Liquorice-thin steering wheel rim? That's definitely there, present and correct in all its cream-coloured glory. A bit of a squeeze to get around it perhaps, but it really looks the part. The gear lever too looks standard, complete with its mushroom-shaped gear knob.
It can't be the seats -- those feel great too, if not as supportive as modern ones. The painted metal dash still gleams as it should, and there's still that slight feeling of claustrophobia in the narrow cabin. The close windscreen doesn't help, but there's a great view over that humped bonnet and curvy wings.
There's no two ways about it -- it's definitely a Beetle, and a beautifully-restored one at that. So why does it feel so...odd?
It might have something to do with the feeling of rolling along at 50-odd miles an hour without any evidence of an old flat-four thrashing away behind me. Yes, that's definitely it. What's going on here, then?
This: I'm driving Zelectric Motors' electric-converted 1963 Volkswagen Beetle down a sunny SoCal street. And it's quite unlike any Beetle I've ever driven before.
Okay, so it's older than the handful of 1970s Beetles I've driven before, but in replacing the traditional engine with an electric motor, the car has changed completely. And not for the worse either.

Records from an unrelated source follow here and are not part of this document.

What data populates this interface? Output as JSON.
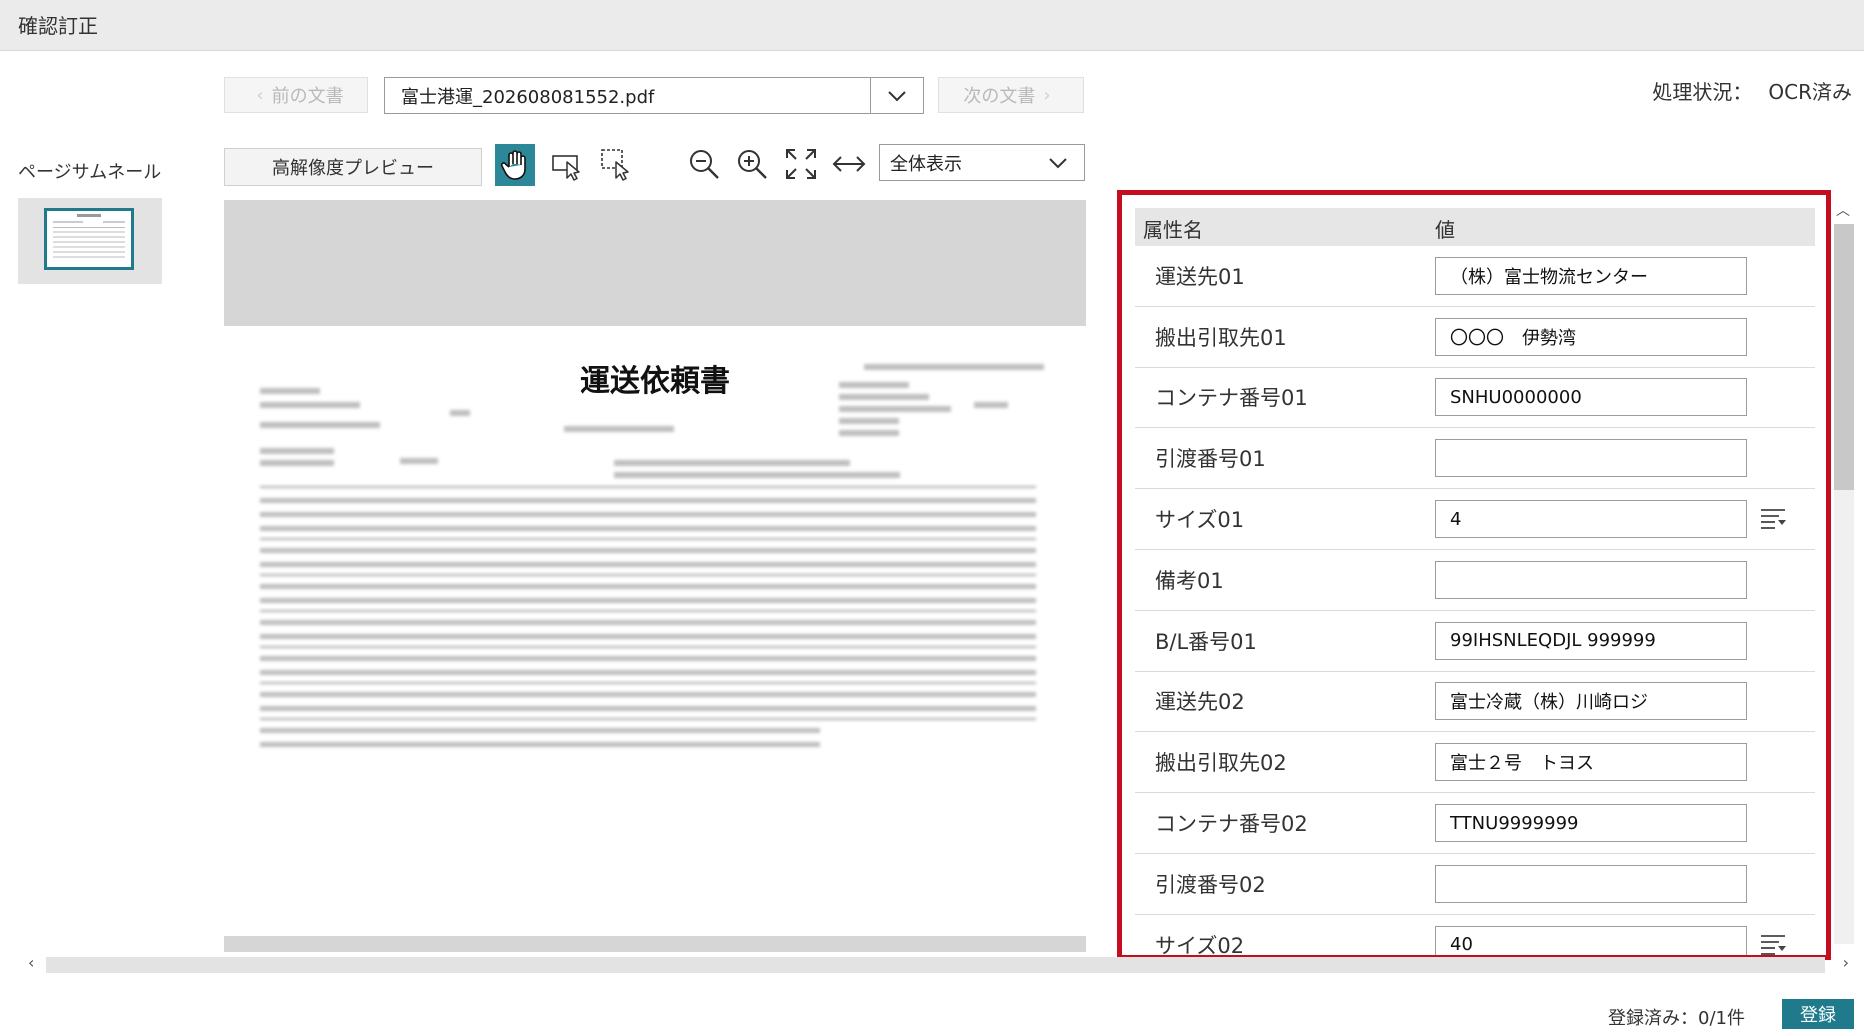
{
  "window": {
    "title": "確認訂正"
  },
  "nav": {
    "prev_label": "前の文書",
    "next_label": "次の文書",
    "file_name": "富士港運_202608081552.pdf"
  },
  "status": {
    "label": "処理状況：",
    "value": "OCR済み"
  },
  "thumbnails": {
    "label": "ページサムネール"
  },
  "toolbar": {
    "hires_preview_label": "高解像度プレビュー",
    "zoom_mode": "全体表示",
    "icons": [
      "hand-icon",
      "pointer-select-icon",
      "area-select-icon",
      "zoom-out-icon",
      "zoom-in-icon",
      "fit-page-icon",
      "fit-width-icon"
    ]
  },
  "document": {
    "title": "運送依頼書"
  },
  "attributes": {
    "header_name": "属性名",
    "header_value": "値",
    "rows": [
      {
        "name": "運送先01",
        "value": "（株）富士物流センター"
      },
      {
        "name": "搬出引取先01",
        "value": "〇〇〇　伊勢湾"
      },
      {
        "name": "コンテナ番号01",
        "value": "SNHU0000000"
      },
      {
        "name": "引渡番号01",
        "value": ""
      },
      {
        "name": "サイズ01",
        "value": "4",
        "has_list": true
      },
      {
        "name": "備考01",
        "value": ""
      },
      {
        "name": "B/L番号01",
        "value": "99IHSNLEQDJL 999999"
      },
      {
        "name": "運送先02",
        "value": "富士冷蔵（株）川崎ロジ"
      },
      {
        "name": "搬出引取先02",
        "value": "富士２号　トヨス"
      },
      {
        "name": "コンテナ番号02",
        "value": "TTNU9999999"
      },
      {
        "name": "引渡番号02",
        "value": ""
      },
      {
        "name": "サイズ02",
        "value": "40",
        "has_list": true
      }
    ]
  },
  "footer": {
    "registered_label": "登録済み：0/1件",
    "submit_label": "登録"
  },
  "colors": {
    "accent": "#1f7b8c",
    "highlight_border": "#c40d1f"
  }
}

There's 80 horsepower for a start -- double that of the average 1300cc Beetle, and a lot less noisy to boot. And smoother. All but the briskest of hotted-up Cal-look Beetles would struggle to keep up and they'd be making a lot more fuss about it. Zelectric Motors owner David Bernardo says this Bug will do 80 mph on the freeway, a speed only 1600 Beetles could hit back in the day. Down a hill, foot welded to the bulkhead, with a tailwind.

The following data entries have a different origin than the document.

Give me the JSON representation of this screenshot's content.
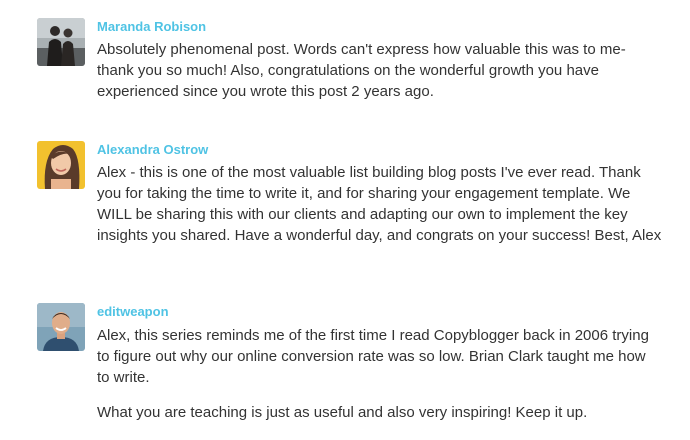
{
  "comments": [
    {
      "author": "Maranda Robison",
      "avatar_icon": "couple-photo-avatar",
      "paragraphs": [
        "Absolutely phenomenal post. Words can't express how valuable this was to me- thank you so much! Also, congratulations on the wonderful growth you have experienced since you wrote this post 2 years ago."
      ]
    },
    {
      "author": "Alexandra Ostrow",
      "avatar_icon": "woman-portrait-avatar",
      "paragraphs": [
        "Alex - this is one of the most valuable list building blog posts I've ever read. Thank you for taking the time to write it, and for sharing your engagement template. We WILL be sharing this with our clients and adapting our own to implement the key insights you shared. Have a wonderful day, and congrats on your success! Best, Alex"
      ]
    },
    {
      "author": "editweapon",
      "avatar_icon": "man-portrait-avatar",
      "paragraphs": [
        "Alex, this series reminds me of the first time I read Copyblogger back in 2006 trying to figure out why our online conversion rate was so low. Brian Clark taught me how to write.",
        "What you are teaching is just as useful and also very inspiring! Keep it up."
      ]
    }
  ],
  "colors": {
    "author_link": "#4fc3e4",
    "body_text": "#333333",
    "background": "#ffffff"
  }
}
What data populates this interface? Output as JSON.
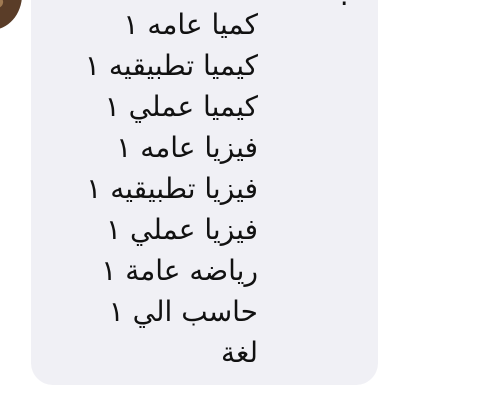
{
  "message": {
    "top_partial_text": "؟",
    "lines": [
      "كميا عامه ١",
      "كيميا تطبيقيه ١",
      "كيميا عملي ١",
      "فيزيا عامه ١",
      "فيزيا تطبيقيه ١",
      "فيزيا عملي ١",
      "رياضه عامة ١",
      "حاسب الي ١",
      "لغة"
    ]
  }
}
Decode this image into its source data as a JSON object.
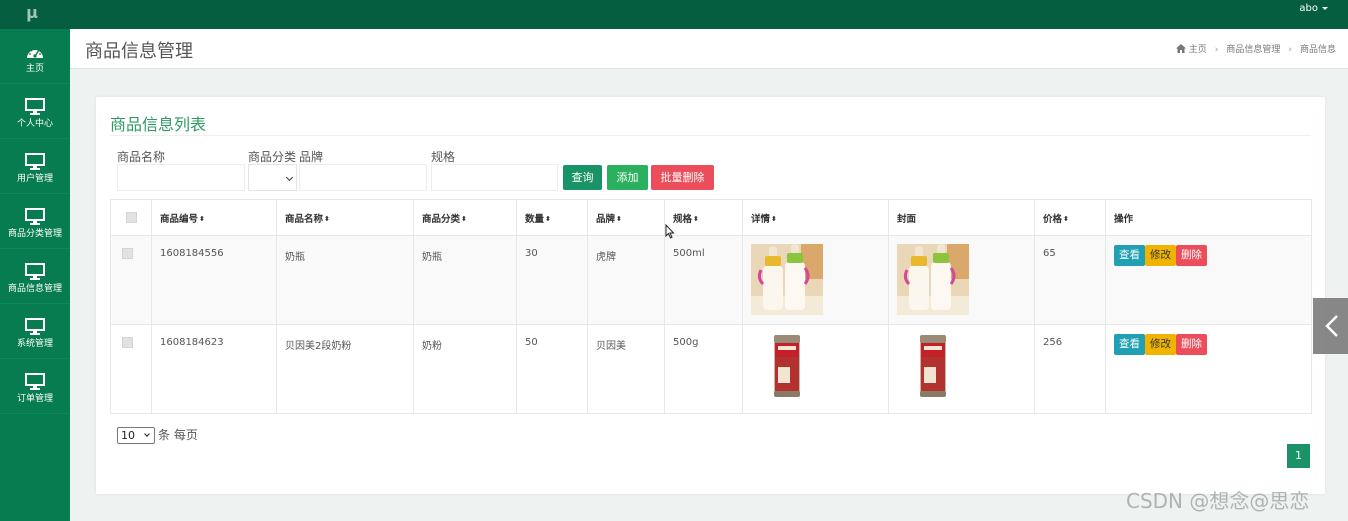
{
  "app": {
    "logo": "μ",
    "user": "abo"
  },
  "sidebar": {
    "items": [
      {
        "label": "主页",
        "icon": "dashboard-icon"
      },
      {
        "label": "个人中心",
        "icon": "monitor-icon"
      },
      {
        "label": "用户管理",
        "icon": "monitor-icon"
      },
      {
        "label": "商品分类管理",
        "icon": "monitor-icon"
      },
      {
        "label": "商品信息管理",
        "icon": "monitor-icon"
      },
      {
        "label": "系统管理",
        "icon": "monitor-icon"
      },
      {
        "label": "订单管理",
        "icon": "monitor-icon"
      }
    ]
  },
  "header": {
    "title": "商品信息管理",
    "breadcrumb": [
      "主页",
      "商品信息管理",
      "商品信息"
    ]
  },
  "panel": {
    "title": "商品信息列表"
  },
  "filters": {
    "name_label": "商品名称",
    "category_label": "商品分类",
    "brand_label": "品牌",
    "spec_label": "规格",
    "name_value": "",
    "category_value": "",
    "brand_value": "",
    "spec_value": ""
  },
  "toolbar": {
    "query": "查询",
    "add": "添加",
    "batch_delete": "批量删除"
  },
  "table": {
    "columns": [
      "商品编号",
      "商品名称",
      "商品分类",
      "数量",
      "品牌",
      "规格",
      "详情",
      "封面",
      "价格",
      "操作"
    ],
    "rows": [
      {
        "id": "1608184556",
        "name": "奶瓶",
        "category": "奶瓶",
        "qty": "30",
        "brand": "虎牌",
        "spec": "500ml",
        "price": "65",
        "image": "baby-bottles"
      },
      {
        "id": "1608184623",
        "name": "贝因美2段奶粉",
        "category": "奶粉",
        "qty": "50",
        "brand": "贝因美",
        "spec": "500g",
        "price": "256",
        "image": "milk-powder-can"
      }
    ],
    "row_actions": {
      "view": "查看",
      "edit": "修改",
      "delete": "删除"
    }
  },
  "pagination": {
    "page_size": "10",
    "page_size_suffix": "条 每页",
    "current_page": "1"
  },
  "watermark": "CSDN @想念@思恋",
  "colors": {
    "topbar": "#045e3f",
    "sidebar": "#067c50",
    "accent": "#1a9466",
    "add": "#2bb05f",
    "danger": "#ec4d5a",
    "info": "#20a0b2",
    "warning": "#f0b400"
  }
}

The unfamiliarity continues when you get to the gearbox. This is for two reasons. It has one, for a start -- most electric cars don't -- and it also operates a little differently from your average Beetle shifter.
There are still four speeds plus reverse, but you only really need two of them, second and third. You need to disengage the clutch to select a gear, but you can then release it again -- pulling away is just like an auto or a regular EV. Quicker than you'd expect, if you've selected second. But third is good too, and it'll take you all the way to that lofty (for a Beetle) top speed.
It needs technique, too. Treat the gearbox gently and you'll actually give your passengers a jerky ride. The best plan is to do what racers would call a flat-shift: maintain whatever pressure you're putting on the gas (to keep the 'leccy motor spinning at the same RPM), disengage clutch, shift, engage clutch, and continue.
It adds a level of interaction you don't expect from an electric car. And most surprising of all -- between all this gear-changing and burning people off at the lights -- is that you don't really miss that flat four noise so intrinsic to air-cooled Vee-Dubbing. You still get the old car handling, you still get the old car looks, and you still get all the old car creaks, groans, smells, noises and feelings.
I was worried that removing such a fundamental part of the Beetle and replacing it with a cold, modern, emotionless electric motor would neuter the car. It would be a classic car ruined, neither truly modern nor authentically old.
In reality, it feels like a Beetle. A quiet Beetle perhaps, but also one that doesn't leak, doesn't overheat, doesn't pump fumes into the cabin from its non-existent rusty heat exchangers, doesn't need tuning up every few hundred miles, and costs pennies to run.
I think I know why this Beetle doesn't quite feel right: it's because it's actually a much better car.